Niororo Island

Geography
- Location: Sea of Zanj
- Coordinates: 7°37′09″S 39°40′57″E﻿ / ﻿7.61917°S 39.68250°E
- Archipelago: The Mafia Archipelago
- Length: 0.8 km (0.5 mi)
- Width: 0.5 km (0.31 mi)

Administration
- Tanzania
- Region: Pwani Region
- District: Mafia District
- Ward: Kirongwe

Demographics
- Languages: Swahili
- Ethnic groups: Matumbi, Ndengereko & Rufiji

= Niororo Island =

Protected island and marine reserve in Pwani Region of Tanzania

Niororo Island or spelled in some maps as Nyororo Island (Kisiwa cha Niororo, in Swahili) is an island of the Mafia Archipelago located in Kirongwe ward of Mafia District in southern Pwani Region of Tanzania.
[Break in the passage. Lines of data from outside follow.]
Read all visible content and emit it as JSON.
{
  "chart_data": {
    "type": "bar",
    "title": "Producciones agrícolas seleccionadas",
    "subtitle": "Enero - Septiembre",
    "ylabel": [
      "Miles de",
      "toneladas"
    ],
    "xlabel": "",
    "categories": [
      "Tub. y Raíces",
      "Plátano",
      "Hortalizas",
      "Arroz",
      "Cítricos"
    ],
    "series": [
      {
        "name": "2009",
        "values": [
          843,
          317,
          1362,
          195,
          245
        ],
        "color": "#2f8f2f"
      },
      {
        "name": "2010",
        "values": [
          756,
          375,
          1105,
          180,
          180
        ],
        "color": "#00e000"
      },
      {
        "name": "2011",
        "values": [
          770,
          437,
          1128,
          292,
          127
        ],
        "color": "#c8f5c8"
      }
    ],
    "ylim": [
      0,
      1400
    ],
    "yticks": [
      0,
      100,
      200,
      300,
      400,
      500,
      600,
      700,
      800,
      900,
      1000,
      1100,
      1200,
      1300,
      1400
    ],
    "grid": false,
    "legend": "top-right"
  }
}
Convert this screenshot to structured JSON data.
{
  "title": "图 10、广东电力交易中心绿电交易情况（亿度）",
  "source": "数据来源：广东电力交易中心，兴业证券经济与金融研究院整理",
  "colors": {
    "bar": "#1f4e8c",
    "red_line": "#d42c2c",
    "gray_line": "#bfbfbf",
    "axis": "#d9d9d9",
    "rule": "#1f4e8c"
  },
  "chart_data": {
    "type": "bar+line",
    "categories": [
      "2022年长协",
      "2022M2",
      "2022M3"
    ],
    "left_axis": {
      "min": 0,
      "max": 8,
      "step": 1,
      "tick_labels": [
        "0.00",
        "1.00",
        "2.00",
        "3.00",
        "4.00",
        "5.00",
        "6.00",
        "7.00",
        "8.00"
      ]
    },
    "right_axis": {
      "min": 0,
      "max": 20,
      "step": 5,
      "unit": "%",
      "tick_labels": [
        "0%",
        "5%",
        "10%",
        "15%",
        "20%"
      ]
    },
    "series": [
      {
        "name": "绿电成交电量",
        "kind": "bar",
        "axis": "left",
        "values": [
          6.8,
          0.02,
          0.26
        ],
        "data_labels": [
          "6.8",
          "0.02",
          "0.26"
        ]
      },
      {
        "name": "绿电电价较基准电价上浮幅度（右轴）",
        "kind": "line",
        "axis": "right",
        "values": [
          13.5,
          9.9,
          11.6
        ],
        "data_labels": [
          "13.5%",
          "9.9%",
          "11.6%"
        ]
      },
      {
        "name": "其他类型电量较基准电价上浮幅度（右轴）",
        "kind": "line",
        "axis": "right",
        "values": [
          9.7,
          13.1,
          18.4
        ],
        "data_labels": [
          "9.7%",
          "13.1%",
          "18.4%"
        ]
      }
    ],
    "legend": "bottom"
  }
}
The island has a small islet to the south east. The Island is located north of Shungumbili Island and is bordered to the north is Mafia Island. To the south is Juani Island and to the east is the sea of Zanj. Many locations, particularly off Miewi island, were used for the majority of the sport fishing industry in the islands. However, Tutia Reef was regarded to be the best fishing location.